Brass Knuckles: A Misunderstood Self Defense Tool?
Travis Pike 01.16.20
September 1st, 2019 marked the first time that Brass Knuckles would be legal in Texas since 1918. It’s an exciting development due to the near-prosecution of a young 21-year-old woman who was facing $4,000 in fines and a year in jail for a keychain. Brass knuckles are a lot like automatic knives: misunderstood and villianized. In truth, they are like any other weapon — a tool, and the person wielding them decides what they do.
Like auto knives, they are banned in many states or at least have some form of law regarding them. In my home state of Florida, they can be owned but not manufactured, sold, nor carried. I own a massive, kind of heavy bottle opener that resembles brass knuckles and its basically a cool prop I keep to show people — and yes, to open bottles.
Empire Tactical makes mine, and they aren’t even brass. Most ‘brass’ knuckles aren’t brass. My knuckles are aluminum, and that seems to be the prevalent material. Brass knuckles are just a term used to refer to all forms of weapons that go over the hand to increase punching power.
Our hands and feet are our original weapons, and the idea that we can make them more-effective weapons seems to be a natural one. The Greeks and Romans had the ‘caestus’ gloves designed to increase punching power. Knuckle dusters became incredibly common in the United States during the Civil War, and President Lincoln’s bodyguards famously carried them. Let’s not forget the US Trench knife with its built-in knuckles.
It was after WW1 we began to see the rise of brass knuckle bans, followed by switchblade bans, and so on.
Why Are They Illegal
It seems silly that brass knuckles are still illegal when all 50 states have some manner of legally carrying a handgun. The main reason they are likely still banned is that no one cares. We have gun rights organizations and knife rights organizations, but no one cares about knuckles. Especially when I can carry a SIG P365 or even build my own Polymer 80 handgun and carry it.
Without a doubt, brass knuckles can be deadly weapons but are not especially dangerous when you consider the alternatives. A skilled pugilist can most certainly kill another when armed with brass knuckles. With that in mind getting shot or stabbed is much more likely to result in your death.
I imagine most of the legislation was due to their rise in popularity during WW1 and that they became more prevalent in civilian hands. I imagine some ruffians got their hands on some and a few isolated events spurred legislators to ‘do something.’
Are Brass Knuckles Effective?
I want to give you a solid answer, but I’ve never punched someone or been punched by someone wearing knuckles. However, they’ve been around for quite some time, and it seems that if they weren’t adequate, we wouldn’t see them used throughout history. It looks like men involved in heavy hand-to-hand fighting, from bodyguards to soldiers in the trenches, appreciated them.
They would undoubtedly protect your knuckles from the pain of smashing someone’s face. The use of metal means they’ll cut and break the skin easily. The added weight will equal more kinetic energy and cause more pain. You’ll undoubtedly rattle someone hit with a set of them.

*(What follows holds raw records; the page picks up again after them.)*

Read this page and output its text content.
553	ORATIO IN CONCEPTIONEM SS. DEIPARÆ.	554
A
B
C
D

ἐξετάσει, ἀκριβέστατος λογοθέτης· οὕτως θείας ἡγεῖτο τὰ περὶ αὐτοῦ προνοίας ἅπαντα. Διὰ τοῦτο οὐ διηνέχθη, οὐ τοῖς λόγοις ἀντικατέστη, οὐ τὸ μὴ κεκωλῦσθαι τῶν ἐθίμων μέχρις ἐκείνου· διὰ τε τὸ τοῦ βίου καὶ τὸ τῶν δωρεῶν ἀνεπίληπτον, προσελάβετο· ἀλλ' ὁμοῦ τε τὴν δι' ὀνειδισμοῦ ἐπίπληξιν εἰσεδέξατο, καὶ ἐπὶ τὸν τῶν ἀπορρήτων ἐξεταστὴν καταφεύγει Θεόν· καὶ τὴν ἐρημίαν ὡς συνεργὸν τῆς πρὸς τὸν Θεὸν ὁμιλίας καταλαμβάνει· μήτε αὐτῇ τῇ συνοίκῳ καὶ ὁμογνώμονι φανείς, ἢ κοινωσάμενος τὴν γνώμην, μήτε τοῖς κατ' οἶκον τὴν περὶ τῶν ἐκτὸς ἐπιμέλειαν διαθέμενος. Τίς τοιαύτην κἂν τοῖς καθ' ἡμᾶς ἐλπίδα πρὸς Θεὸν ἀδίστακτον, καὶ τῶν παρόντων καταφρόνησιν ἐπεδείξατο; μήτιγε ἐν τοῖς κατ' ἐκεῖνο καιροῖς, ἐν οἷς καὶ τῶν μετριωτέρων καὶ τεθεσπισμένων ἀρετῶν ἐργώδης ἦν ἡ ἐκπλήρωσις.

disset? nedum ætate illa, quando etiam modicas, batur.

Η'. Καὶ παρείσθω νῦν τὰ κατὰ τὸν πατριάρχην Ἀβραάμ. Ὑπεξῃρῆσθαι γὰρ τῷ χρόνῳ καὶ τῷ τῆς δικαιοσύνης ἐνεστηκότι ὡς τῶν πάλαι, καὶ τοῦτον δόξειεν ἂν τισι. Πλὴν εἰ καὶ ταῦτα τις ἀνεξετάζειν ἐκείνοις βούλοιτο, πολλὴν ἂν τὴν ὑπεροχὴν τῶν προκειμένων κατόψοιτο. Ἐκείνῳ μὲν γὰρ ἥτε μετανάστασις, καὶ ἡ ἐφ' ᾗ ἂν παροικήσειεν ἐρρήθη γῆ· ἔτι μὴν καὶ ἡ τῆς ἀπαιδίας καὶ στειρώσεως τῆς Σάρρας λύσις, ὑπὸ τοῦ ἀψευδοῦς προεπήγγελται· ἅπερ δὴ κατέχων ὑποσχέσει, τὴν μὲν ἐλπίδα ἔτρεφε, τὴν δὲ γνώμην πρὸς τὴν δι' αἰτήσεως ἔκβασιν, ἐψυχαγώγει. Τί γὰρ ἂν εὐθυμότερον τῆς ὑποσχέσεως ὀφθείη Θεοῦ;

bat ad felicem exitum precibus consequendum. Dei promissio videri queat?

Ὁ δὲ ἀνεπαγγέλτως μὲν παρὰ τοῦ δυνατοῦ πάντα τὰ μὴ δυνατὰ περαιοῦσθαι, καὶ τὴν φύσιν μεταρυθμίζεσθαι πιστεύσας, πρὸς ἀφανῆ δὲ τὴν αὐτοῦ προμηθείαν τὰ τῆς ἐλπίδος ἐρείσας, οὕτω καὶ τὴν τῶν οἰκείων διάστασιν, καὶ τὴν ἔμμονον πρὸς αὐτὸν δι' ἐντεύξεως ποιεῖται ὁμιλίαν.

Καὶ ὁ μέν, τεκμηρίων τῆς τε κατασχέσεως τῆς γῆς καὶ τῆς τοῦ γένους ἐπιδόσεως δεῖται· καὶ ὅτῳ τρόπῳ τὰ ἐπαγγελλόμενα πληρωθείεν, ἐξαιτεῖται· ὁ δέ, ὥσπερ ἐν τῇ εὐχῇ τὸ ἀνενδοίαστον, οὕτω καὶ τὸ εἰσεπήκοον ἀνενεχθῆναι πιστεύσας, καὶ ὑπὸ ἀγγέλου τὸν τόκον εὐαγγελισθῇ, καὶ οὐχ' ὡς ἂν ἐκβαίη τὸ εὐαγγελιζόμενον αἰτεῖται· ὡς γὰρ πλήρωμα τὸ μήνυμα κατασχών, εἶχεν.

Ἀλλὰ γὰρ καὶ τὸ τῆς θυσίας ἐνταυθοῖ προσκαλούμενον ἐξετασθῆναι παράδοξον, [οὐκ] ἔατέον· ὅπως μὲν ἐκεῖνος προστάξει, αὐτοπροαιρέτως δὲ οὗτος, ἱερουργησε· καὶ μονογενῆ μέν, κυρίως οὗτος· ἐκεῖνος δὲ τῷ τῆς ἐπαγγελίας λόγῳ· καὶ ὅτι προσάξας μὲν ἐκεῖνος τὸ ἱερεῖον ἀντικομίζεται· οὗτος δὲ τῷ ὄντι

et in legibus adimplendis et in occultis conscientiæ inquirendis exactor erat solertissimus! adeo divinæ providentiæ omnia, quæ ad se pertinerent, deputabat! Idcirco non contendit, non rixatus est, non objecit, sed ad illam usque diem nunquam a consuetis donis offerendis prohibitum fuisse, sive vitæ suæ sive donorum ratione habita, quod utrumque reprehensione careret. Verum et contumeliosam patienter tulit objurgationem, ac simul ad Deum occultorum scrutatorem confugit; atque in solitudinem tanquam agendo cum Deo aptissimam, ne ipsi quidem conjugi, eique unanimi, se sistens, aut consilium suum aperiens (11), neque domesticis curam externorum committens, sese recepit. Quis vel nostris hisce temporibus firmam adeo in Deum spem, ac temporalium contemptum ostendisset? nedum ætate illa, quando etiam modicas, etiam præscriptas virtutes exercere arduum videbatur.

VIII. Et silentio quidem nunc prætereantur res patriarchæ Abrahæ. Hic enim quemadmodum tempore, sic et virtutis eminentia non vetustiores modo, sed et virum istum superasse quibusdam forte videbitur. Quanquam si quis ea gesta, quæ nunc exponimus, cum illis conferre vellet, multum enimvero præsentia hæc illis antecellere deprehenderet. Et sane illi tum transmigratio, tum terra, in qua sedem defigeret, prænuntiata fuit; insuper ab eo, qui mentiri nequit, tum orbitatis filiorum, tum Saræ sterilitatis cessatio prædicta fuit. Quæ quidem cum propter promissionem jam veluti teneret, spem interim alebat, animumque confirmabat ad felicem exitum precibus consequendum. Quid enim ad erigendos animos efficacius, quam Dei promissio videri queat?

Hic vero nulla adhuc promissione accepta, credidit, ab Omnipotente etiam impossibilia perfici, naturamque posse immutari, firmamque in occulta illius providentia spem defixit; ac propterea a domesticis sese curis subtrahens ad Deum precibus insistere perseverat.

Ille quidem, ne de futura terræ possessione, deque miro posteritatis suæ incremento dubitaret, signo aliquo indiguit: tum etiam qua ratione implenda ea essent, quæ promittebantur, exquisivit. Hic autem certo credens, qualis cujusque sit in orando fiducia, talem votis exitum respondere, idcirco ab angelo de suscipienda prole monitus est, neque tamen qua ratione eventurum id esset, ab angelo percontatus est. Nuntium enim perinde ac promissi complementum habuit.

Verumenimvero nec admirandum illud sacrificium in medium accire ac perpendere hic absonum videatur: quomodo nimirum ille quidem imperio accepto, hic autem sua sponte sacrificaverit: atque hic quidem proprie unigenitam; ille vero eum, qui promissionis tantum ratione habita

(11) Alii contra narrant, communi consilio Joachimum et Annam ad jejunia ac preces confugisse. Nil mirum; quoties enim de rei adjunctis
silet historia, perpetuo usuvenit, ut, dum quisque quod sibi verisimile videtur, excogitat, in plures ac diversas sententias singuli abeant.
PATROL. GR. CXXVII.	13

My brass knuckles from Empire Tactical certainly seem to strike with some real force when tossed against a punching bag. They also protect my bare hands from the sting of the punching bag.
Different Kinds of Brass Knuckles
Most people are used to the traditional brass knuckles. They look like my Empire Tactical Bottle Opener. That’s one style, but numerous different types exist. The keychain style models that are shaped like dog or cat heads are common at gun shows and flea markets and certainly fall under brass knuckle laws. Other, more discreet models like this single knuckle by Bastion are more popular and handier due to the additional carbide tip designed for breaking glass.
There are even knuckle dusters made from plastic and hard polymers. While not as effective, they can bypass metal detectors and still add some stick to your punch.
Companies like Nicknuk make very discreet impact weapons that slide between your knuckles and work and have the same function as any other brass knuckles. Suarez International also produces a few different weapons that sit in the hand and increase punching power.
While brass knuckles are effective at punching someone and causing pain, if I’m going to draw a weapon, it’s going to be a gun. The smaller, more discreet knuckles are a better option and can be carried a little easier. However, as many know, they are still illegal to carry in many places.
If it is legal in your states to carry a knuckle-based weapon, I’d choose a small and discreet type. Something easy to carry, and preferably hard to identify as a weapon.
Brass Knuckles have an undeniable charm. They shouldn’t be treated as they are by the law. They do increase the damage of a punch but they aren’t a great self-defense option. I can think of a few weapons that are more effective and just as easy to carry, but the cool factor is why I ordered my rather heavy and large bottle opener.